The oil that leaks from your car makes it to the storm drain and flows into the sea. By fixing oil leaks in time, you don't just save your money, but also do your bit for the environment.Normally, cars experience a wide range of leaks, ranging from automatic transmission fluid leak to that of windshield washer fluid. However, none of these leaks is as common as an engine oil leak. Engine oil plays the dual role of a coolant and lubricant, so it's obvious that its shortage will reflect badly on the overall functioning of the car. Thus, it is important to find and fix the leak before it leads to further complications.
A small pool of oil beneath your car is the most obvious sign of an oil leak. However, it is highly unlikely that you will check the ground just to see if there are any traces of oil. The simplest method of diagnosing this problem is to spread a newspaper beneath the car at night and check it for oil stains the next morning.
The next step is to find the source of leak beneath the hood. It will be difficult to trace the leak in an engine totally smeared with oil, and hence, you will have to degrease it to find the source. Check all the bolts in the engine, as loose bolts are most likely to cause oil leak. You can also use a dipstick to determine whether you are losing oil; this is yet another indicator of an underlying leak.
Issues With the Valve Cover and Oil Filter
In most of the cases, engine oil leak is traced to valve covers―loosening of bolts which fix the valve covers to be precise. If the leak is not very serious, you can simply tighten the cover bolts and the problem will be fixed. However, if the problem is major you may have to opt for new valve cover gasket to fix the same.

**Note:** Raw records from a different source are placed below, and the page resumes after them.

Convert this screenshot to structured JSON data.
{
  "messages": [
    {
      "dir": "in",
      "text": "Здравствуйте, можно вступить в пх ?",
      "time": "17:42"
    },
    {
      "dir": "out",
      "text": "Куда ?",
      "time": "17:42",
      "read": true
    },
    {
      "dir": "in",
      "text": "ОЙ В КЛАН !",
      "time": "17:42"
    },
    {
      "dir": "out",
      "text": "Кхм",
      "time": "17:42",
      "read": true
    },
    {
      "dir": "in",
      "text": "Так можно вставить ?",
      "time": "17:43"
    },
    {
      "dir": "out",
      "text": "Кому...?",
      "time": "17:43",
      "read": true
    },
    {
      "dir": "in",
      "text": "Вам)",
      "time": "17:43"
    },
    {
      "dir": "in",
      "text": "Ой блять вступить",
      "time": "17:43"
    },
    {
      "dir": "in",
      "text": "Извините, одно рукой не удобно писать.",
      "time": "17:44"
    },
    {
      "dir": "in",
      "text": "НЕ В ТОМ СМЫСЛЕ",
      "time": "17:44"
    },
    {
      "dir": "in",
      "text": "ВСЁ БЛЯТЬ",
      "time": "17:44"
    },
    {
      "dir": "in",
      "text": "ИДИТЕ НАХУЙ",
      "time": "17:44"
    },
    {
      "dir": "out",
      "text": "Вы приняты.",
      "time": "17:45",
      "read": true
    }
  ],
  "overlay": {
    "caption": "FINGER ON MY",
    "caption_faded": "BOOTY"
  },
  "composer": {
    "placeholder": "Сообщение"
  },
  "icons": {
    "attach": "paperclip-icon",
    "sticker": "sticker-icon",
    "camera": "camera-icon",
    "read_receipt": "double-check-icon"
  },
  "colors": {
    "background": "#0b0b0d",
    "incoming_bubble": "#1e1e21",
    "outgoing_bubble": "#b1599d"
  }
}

Besides this, you also need to note that oil leak is not just restricted to valve covers. Any damage to the oil filter or oil pan can also trigger this problem. Before you chalk out the repair plan, you will also have to check whether the oil filter is properly fixed or not (and do the needful.) If it is not fixed properly, the chances of oil leakage will just increase.
Issues With the Oil Plug
At times, people fail to fix the oil drain plug properly after changing the oil, which, in turn, causes oil seepage. In this case, you will have to check whether the oil drain plug has been fixed properly or not, and do the needful. There are cases wherein people forget to replace the washer while fixing the oil drain plug. The resultant pressure on the oil pan damages it, as a result of which oil starts trickling out. If this is the problem, you will have to plug the hole using an over-sized drain plug.
Issues With the Oil Pan
Damage―in the form of a hole―can also be caused to the oil pan as a result of running over a rock or bumping into raised ground. If the resultant hole is not very big, you will be able to fix it by plugging a bolt into it. On the other hand, if it is very big, you will have to resort to welding. You need to keep in mind that the bolt method is just a temporary arrangement. You will have to get it fixed at a car workshop, so as to ensure that it doesn't worsen with time.
Note: It goes without saying that you will have to drain all the oil when you are working on the oil pan.
Even problems with engine seal can trigger an oil leak. When the engine seal breaks down, the gap created in it allows the oil to seep out. In such a situation, you can resort to some stop leak product to fix this problem.
Cost incurred in repairing oil leaks depends on which part of the car has been damaged. You can fix some simple damages on your own, while others may require professional expertise. While there is no questioning the fact that oil leaks or any other car problem for that matter can be fixed, you need to understand that these problems can be avoided in the first place by giving priority to the basic maintenance of the car. Car maintenance won't just help you to continue with your smooth rides, but will also ensure that car repairs don't make a hole in your wallet.